MANILA — Construction of the massive Cavite-Bataan Interlink Bridge is expected to begin next year, the Department of Public Works and Highways said on Thursday.
In an interview with ABS-CBN News, DPWH Secretary Manuel Bonoan said they are now finalizing preparations for the project.
“We’re just trying to finalize actually yung financing arrangement namin with Asian Development Bank,” Bonoan said at the sidelines of the 3rd Philippine Roads, Bridges and Tunnels Summit in Pasay City.
The bridge was earlier projected to begin construction in the latter part of 2023.

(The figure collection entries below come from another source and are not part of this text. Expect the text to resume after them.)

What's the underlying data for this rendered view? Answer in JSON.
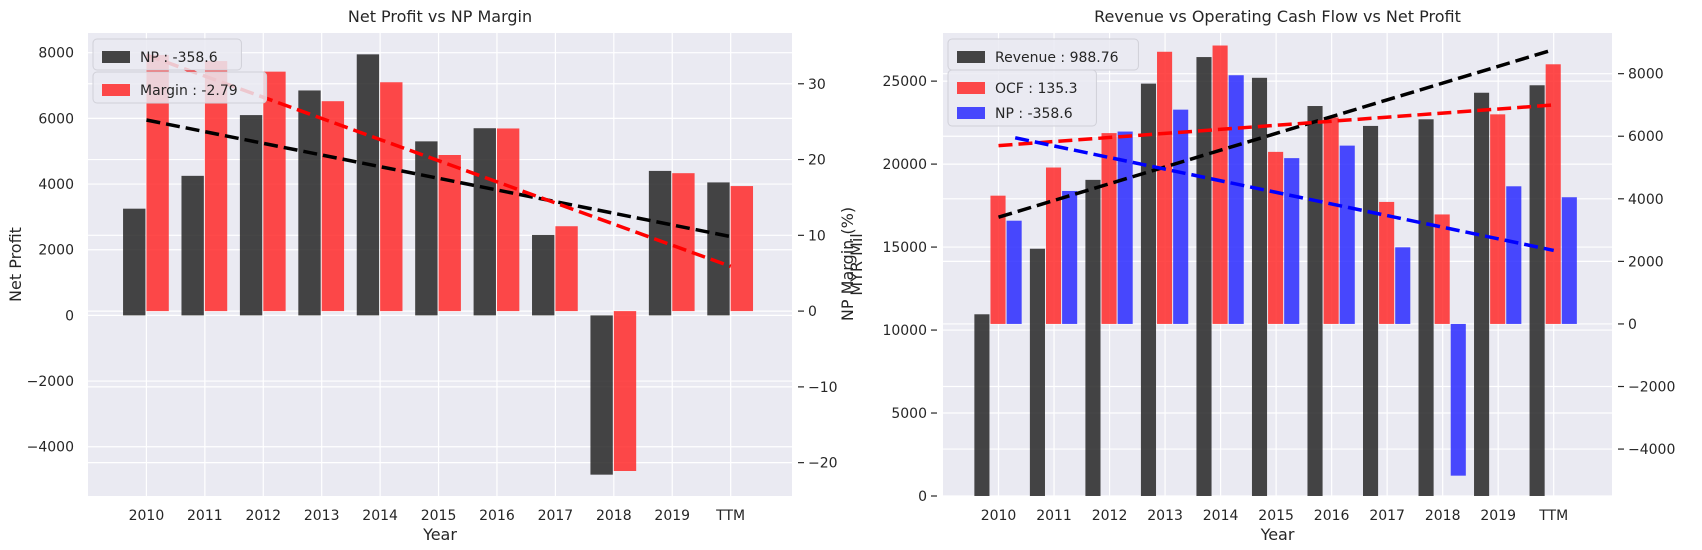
{
  "chart_data": [
    {
      "type": "bar",
      "title": "Net Profit vs NP Margin",
      "xlabel": "Year",
      "ylabel": "Net Profit",
      "ylabel_right": "NP Margin (%)",
      "categories": [
        "2010",
        "2011",
        "2012",
        "2013",
        "2014",
        "2015",
        "2016",
        "2017",
        "2018",
        "2019",
        "TTM"
      ],
      "ylim": [
        -5500,
        8600
      ],
      "ylim_right": [
        -24.4,
        36.7
      ],
      "yticks": [
        -4000,
        -2000,
        0,
        2000,
        4000,
        6000,
        8000
      ],
      "yticks_right": [
        -20,
        -10,
        0,
        10,
        20,
        30
      ],
      "grid": true,
      "legend_position": "top-left",
      "series": [
        {
          "name": "NP : -358.6",
          "axis": "left",
          "color": "#262626",
          "values": [
            3250,
            4250,
            6100,
            6850,
            7950,
            5300,
            5700,
            2450,
            -4850,
            4400,
            4050
          ],
          "trend": [
            5950,
            2400
          ]
        },
        {
          "name": "Margin : -2.79",
          "axis": "right",
          "color": "#ff2a2a",
          "values": [
            33.8,
            33.0,
            31.6,
            27.7,
            30.2,
            20.6,
            24.1,
            11.2,
            -21.1,
            18.2,
            16.5
          ],
          "trend": [
            33.8,
            5.9
          ]
        }
      ]
    },
    {
      "type": "bar",
      "title": "Revenue vs Operating Cash Flow vs Net Profit",
      "xlabel": "Year",
      "ylabel": "MYR Mil",
      "categories": [
        "2010",
        "2011",
        "2012",
        "2013",
        "2014",
        "2015",
        "2016",
        "2017",
        "2018",
        "2019",
        "TTM"
      ],
      "ylim": [
        0,
        27900
      ],
      "ylim_right": [
        -5500,
        9300
      ],
      "yticks": [
        0,
        5000,
        10000,
        15000,
        20000,
        25000
      ],
      "yticks_right": [
        -4000,
        -2000,
        0,
        2000,
        4000,
        6000,
        8000
      ],
      "grid": true,
      "legend_position": "top-left",
      "series": [
        {
          "name": "Revenue : 988.76",
          "axis": "left",
          "color": "#262626",
          "values": [
            10950,
            14900,
            19050,
            24850,
            26450,
            25200,
            23500,
            22300,
            22700,
            24300,
            24750
          ],
          "trend": [
            16800,
            26900
          ]
        },
        {
          "name": "OCF : 135.3",
          "axis": "right",
          "color": "#ff2a2a",
          "values": [
            4100,
            5000,
            6100,
            8700,
            8900,
            5500,
            6600,
            3900,
            3500,
            6700,
            8300
          ],
          "trend": [
            5700,
            7000
          ]
        },
        {
          "name": "NP : -358.6",
          "axis": "right",
          "color": "#2a2aff",
          "values": [
            3300,
            4250,
            6150,
            6850,
            7950,
            5300,
            5700,
            2450,
            -4850,
            4400,
            4050
          ],
          "trend": [
            5950,
            2350
          ]
        }
      ]
    }
  ]
}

The cable-stayed bridge will be about 32 kilometers long and will cross Manila Bay. It is expected to cut travel time between Cavite and Bataan to around 30 minutes from 5 hours at present, the DPWH earlier said. For motorists coming from Manila, travel time to Bataan is seen to be less than 2 hours from over 3 hours at present.
“When this is completed, it will be the second longest bay bridge in the world,” Bonoan said.

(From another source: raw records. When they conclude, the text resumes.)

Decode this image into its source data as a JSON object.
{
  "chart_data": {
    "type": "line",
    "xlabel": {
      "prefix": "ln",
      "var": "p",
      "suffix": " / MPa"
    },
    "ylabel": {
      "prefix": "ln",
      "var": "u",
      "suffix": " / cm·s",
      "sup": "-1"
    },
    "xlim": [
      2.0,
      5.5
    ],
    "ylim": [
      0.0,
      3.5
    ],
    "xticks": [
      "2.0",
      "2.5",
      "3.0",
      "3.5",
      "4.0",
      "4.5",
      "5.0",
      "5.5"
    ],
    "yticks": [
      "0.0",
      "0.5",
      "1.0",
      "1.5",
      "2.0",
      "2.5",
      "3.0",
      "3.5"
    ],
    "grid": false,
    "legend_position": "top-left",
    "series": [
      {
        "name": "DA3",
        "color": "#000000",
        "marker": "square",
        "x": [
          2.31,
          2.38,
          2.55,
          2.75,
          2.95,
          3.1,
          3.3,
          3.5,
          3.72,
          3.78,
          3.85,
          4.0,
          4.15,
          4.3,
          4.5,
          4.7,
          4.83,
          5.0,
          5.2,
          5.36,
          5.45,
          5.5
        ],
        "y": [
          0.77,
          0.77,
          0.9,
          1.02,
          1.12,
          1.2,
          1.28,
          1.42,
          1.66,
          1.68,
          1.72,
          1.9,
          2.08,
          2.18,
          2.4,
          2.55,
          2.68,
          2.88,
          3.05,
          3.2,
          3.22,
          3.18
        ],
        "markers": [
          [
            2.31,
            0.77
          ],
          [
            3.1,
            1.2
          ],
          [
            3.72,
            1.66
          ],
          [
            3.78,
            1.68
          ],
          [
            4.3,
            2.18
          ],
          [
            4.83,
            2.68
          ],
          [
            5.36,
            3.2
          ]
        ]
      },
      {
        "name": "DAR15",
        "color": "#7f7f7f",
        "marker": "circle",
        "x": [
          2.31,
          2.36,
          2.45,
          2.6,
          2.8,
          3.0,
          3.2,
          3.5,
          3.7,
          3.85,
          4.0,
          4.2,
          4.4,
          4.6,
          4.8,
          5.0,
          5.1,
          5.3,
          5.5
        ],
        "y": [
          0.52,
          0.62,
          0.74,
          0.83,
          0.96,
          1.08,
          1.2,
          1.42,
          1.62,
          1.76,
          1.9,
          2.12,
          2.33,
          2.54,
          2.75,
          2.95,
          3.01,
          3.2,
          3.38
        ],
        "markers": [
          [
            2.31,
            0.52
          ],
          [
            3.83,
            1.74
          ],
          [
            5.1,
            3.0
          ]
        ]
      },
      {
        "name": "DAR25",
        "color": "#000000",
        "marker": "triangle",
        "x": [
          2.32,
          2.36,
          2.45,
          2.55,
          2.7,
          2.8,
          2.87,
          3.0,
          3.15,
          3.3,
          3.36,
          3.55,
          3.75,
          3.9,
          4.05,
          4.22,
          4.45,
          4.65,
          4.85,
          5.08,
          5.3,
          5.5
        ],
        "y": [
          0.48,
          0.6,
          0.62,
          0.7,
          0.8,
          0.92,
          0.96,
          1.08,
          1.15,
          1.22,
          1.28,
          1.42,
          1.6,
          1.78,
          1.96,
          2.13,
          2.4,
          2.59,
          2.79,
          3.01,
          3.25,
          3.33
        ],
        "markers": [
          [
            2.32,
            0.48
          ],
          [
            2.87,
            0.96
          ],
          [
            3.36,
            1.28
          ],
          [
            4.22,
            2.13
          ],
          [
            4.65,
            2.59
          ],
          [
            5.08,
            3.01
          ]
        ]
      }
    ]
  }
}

It is also expected to be the longest bridge in the country, longer than the 8.9-kilometer Cebu-Cordova Bridge and the 2.1-kilometer San Juanico Bridge.
The DPWH chief said they will begin construction “hopefully early or middle of next year.”
He also expects the completion and opening of the Panguil Bay Bridge in Mindanao in the first half of 2024.
But Bonoan also acknowledged several challenges that they continue to face like right-of-way issues, high construction costs, and the unpredictability of the weather.
“Weather conditions, actually, are one of the most prevalent na nakaka-affect sa implementation of the projects so we’ll just have to adjust and facilitate iyong implementation of projects during the dry season para mas mabilis,” he said.
DELAYS, LOW BUDGET UTILIZATION,
Meanwhile, the DPWH said it is aiming to spend about 75 percent of its 2023 budget by the end of the year.
DPHW is among the agencies cited with low budget utilization.
Bonoan said that they are already fast-tracking the implementation of all government infrastructure projects to meet the target.
“We are actually looking forward to spending about 75 percent of the total allocated budget for 2023 towards the end of the year. Because you have to remember that the General Appropriations Act will allow for 2 years [for the] implementation of our projects,” said Bonoan.
Bonoan also said that they are on track to finish several projects this year, including 9 bridges in the Cagayan Valley region.
His statement comes as the Philippine government tries to ramp up infrastructure spending to make up for the lackluster economic growth in the second quarter and to achieve its full-year growth target of 6 to 7 percent by yearend.
Analysts have noted that with inflation and high interest rates constricting household consumption and private sector investment, the government should have ramped up spending to support economic growth.
Underspending has been cited as one of the reasons for the lackluster gross domestic product (GDP) print in the second quarter.